3.4. Theoretical Calculations

The density functional theory at the B3LYP/6-31G(d) level was used with the Gaussian G16 suite of programs [49]. The molecular geometries, harmonic frequencies, and the Gibbs free energies were calculated following standard settings within the Gaussian code.
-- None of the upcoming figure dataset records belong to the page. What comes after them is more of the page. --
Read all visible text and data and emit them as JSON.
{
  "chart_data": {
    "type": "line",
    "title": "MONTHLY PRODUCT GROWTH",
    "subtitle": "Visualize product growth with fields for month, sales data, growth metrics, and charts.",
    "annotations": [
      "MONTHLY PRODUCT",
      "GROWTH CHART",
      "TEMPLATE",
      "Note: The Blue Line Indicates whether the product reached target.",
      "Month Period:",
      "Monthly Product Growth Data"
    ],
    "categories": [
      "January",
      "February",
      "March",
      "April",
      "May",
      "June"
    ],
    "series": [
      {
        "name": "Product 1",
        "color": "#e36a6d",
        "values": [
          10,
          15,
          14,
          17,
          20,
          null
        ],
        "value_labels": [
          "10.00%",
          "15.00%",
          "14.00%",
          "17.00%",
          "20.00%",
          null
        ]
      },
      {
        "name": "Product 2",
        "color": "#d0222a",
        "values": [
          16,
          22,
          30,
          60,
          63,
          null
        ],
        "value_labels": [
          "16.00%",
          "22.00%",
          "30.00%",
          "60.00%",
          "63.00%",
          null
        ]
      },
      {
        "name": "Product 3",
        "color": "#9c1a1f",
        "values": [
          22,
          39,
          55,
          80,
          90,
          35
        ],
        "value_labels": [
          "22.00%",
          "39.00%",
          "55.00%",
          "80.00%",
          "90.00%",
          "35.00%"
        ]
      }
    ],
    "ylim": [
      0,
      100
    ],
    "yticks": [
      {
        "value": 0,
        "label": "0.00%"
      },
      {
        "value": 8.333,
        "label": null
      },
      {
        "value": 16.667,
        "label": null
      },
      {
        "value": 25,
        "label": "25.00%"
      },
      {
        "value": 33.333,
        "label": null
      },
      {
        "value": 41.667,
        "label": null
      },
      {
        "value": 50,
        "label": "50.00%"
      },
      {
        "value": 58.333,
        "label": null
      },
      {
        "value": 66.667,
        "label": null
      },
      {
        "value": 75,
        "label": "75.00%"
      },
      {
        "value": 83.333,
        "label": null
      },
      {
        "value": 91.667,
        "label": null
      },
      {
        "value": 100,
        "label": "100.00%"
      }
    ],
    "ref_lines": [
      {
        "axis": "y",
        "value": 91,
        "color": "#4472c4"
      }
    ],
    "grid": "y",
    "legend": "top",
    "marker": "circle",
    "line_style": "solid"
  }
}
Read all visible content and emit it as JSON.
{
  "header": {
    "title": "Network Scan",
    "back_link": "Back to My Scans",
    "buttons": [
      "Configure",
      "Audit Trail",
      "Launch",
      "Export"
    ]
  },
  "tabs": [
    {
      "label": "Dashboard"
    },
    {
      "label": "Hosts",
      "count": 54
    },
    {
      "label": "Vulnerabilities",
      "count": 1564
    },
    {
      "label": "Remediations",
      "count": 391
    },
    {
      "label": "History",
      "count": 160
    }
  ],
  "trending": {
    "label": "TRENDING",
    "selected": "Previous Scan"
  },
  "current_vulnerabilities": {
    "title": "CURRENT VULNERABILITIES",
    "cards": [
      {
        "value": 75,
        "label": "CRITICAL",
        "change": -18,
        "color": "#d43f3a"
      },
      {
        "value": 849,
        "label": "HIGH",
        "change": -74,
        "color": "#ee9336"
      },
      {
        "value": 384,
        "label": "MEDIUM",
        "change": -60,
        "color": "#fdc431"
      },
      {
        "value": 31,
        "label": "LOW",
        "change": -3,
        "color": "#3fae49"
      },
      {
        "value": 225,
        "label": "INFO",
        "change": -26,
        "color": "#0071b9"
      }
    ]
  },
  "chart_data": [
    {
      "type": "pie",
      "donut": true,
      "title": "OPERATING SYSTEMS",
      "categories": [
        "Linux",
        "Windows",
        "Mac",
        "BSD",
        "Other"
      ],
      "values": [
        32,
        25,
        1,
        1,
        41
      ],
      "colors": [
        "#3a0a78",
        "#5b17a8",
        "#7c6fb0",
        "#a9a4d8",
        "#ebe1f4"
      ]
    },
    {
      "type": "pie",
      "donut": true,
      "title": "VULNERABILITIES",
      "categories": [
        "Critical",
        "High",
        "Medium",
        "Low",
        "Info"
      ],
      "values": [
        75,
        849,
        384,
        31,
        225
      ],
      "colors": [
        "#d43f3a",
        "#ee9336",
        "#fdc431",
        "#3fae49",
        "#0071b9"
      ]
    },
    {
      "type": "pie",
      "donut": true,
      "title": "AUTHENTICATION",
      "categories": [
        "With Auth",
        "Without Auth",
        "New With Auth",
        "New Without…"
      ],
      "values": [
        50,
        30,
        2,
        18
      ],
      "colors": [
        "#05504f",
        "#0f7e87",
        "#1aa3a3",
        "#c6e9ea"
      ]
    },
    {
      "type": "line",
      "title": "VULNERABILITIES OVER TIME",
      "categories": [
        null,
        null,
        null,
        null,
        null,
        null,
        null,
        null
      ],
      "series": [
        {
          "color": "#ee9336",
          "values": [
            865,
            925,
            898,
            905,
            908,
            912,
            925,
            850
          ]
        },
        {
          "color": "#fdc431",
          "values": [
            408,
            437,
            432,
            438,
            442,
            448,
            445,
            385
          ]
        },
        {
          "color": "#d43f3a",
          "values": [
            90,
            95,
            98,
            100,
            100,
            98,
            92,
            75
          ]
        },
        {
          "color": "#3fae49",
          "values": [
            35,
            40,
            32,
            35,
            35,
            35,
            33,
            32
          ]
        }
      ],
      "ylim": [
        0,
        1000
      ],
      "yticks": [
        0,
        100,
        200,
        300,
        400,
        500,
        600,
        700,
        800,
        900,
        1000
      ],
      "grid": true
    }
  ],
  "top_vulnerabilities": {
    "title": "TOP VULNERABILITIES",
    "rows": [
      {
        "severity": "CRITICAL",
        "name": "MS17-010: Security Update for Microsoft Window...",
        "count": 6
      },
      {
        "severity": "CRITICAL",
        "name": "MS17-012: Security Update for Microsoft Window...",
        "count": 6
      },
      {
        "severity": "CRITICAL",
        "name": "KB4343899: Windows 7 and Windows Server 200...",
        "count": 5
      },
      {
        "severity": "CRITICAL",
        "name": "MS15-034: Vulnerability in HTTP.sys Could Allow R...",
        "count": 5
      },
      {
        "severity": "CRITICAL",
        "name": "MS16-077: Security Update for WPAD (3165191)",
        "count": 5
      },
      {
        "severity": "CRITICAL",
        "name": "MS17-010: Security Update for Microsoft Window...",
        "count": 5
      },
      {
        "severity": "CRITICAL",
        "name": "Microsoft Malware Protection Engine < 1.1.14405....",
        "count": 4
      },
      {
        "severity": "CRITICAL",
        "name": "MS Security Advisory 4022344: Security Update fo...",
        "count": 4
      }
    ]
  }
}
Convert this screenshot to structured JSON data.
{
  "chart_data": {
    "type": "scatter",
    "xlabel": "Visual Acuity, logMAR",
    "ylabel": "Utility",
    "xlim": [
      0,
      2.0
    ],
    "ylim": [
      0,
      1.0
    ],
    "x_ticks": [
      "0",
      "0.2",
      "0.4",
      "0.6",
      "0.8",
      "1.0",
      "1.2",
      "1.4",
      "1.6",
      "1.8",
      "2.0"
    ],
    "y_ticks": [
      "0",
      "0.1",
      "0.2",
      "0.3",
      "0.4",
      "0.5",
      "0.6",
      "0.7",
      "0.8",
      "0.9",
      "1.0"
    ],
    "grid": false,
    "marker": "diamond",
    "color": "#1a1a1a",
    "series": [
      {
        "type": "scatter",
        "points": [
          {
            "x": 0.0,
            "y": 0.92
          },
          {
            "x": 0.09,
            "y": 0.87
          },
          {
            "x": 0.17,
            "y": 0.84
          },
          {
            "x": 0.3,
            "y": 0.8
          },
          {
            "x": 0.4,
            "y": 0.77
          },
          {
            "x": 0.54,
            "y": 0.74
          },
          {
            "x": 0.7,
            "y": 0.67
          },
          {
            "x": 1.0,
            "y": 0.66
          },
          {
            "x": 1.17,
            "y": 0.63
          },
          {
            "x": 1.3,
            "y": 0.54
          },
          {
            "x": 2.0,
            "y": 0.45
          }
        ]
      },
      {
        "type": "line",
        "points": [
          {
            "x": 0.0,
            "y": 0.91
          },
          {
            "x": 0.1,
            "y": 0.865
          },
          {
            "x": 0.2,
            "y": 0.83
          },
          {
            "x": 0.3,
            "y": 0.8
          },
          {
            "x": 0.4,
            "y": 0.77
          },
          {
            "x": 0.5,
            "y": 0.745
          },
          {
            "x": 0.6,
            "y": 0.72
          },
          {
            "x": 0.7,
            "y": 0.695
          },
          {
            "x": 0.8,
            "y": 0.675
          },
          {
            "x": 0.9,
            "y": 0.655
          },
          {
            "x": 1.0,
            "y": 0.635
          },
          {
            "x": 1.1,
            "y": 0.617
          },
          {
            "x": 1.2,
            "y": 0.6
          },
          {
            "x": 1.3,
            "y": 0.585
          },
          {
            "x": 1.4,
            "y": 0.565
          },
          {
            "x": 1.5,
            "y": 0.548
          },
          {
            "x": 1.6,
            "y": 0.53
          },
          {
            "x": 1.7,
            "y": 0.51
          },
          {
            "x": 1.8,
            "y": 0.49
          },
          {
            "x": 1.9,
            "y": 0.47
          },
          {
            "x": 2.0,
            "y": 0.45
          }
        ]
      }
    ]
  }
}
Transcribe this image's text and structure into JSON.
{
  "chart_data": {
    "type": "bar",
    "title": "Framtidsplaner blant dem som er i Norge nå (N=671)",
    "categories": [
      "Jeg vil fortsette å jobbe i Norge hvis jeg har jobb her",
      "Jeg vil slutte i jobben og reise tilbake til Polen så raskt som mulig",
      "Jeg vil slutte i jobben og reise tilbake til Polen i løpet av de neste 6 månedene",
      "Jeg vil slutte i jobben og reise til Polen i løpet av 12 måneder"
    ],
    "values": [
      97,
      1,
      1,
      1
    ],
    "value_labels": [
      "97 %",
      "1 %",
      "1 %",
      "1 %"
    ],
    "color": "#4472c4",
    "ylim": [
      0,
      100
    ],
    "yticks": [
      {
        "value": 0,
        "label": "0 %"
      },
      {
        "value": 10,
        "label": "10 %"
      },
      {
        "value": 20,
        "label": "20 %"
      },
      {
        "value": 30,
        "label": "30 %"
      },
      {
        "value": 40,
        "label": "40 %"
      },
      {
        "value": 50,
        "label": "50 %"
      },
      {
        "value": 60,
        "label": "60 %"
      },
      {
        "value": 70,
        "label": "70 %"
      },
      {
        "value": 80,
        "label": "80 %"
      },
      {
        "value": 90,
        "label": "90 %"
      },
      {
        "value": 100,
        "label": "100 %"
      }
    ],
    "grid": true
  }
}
For the largest molecule, M25 (Figure 3, 115 atoms, 1135 basis functions), the numerical frequencies were used in order to overcome extreme demand of the available computer RAM memory for analytically calculated frequencies. In selected cases, the semiempirical quantum mechanical PM7 method [49, also available in 48] was used for preliminary studies of 3D structure of larger complexes.

4. Conclusions

In summary, we described here the synthesis of several various biologically active compounds modified with a thiol-linker. This simple two-step procedure provides an advantageous method for the synthesis of thiol analogues useful for potential building theirs conjugates with nanoparticles. Moreover, the above methodology has given access to new sulfur derivatives, which might have potential therapeutic benefits. Further studies, focusing on the building of conjugates of thiol-containing derivatives with gold nanoparticles, will be published elsewhere.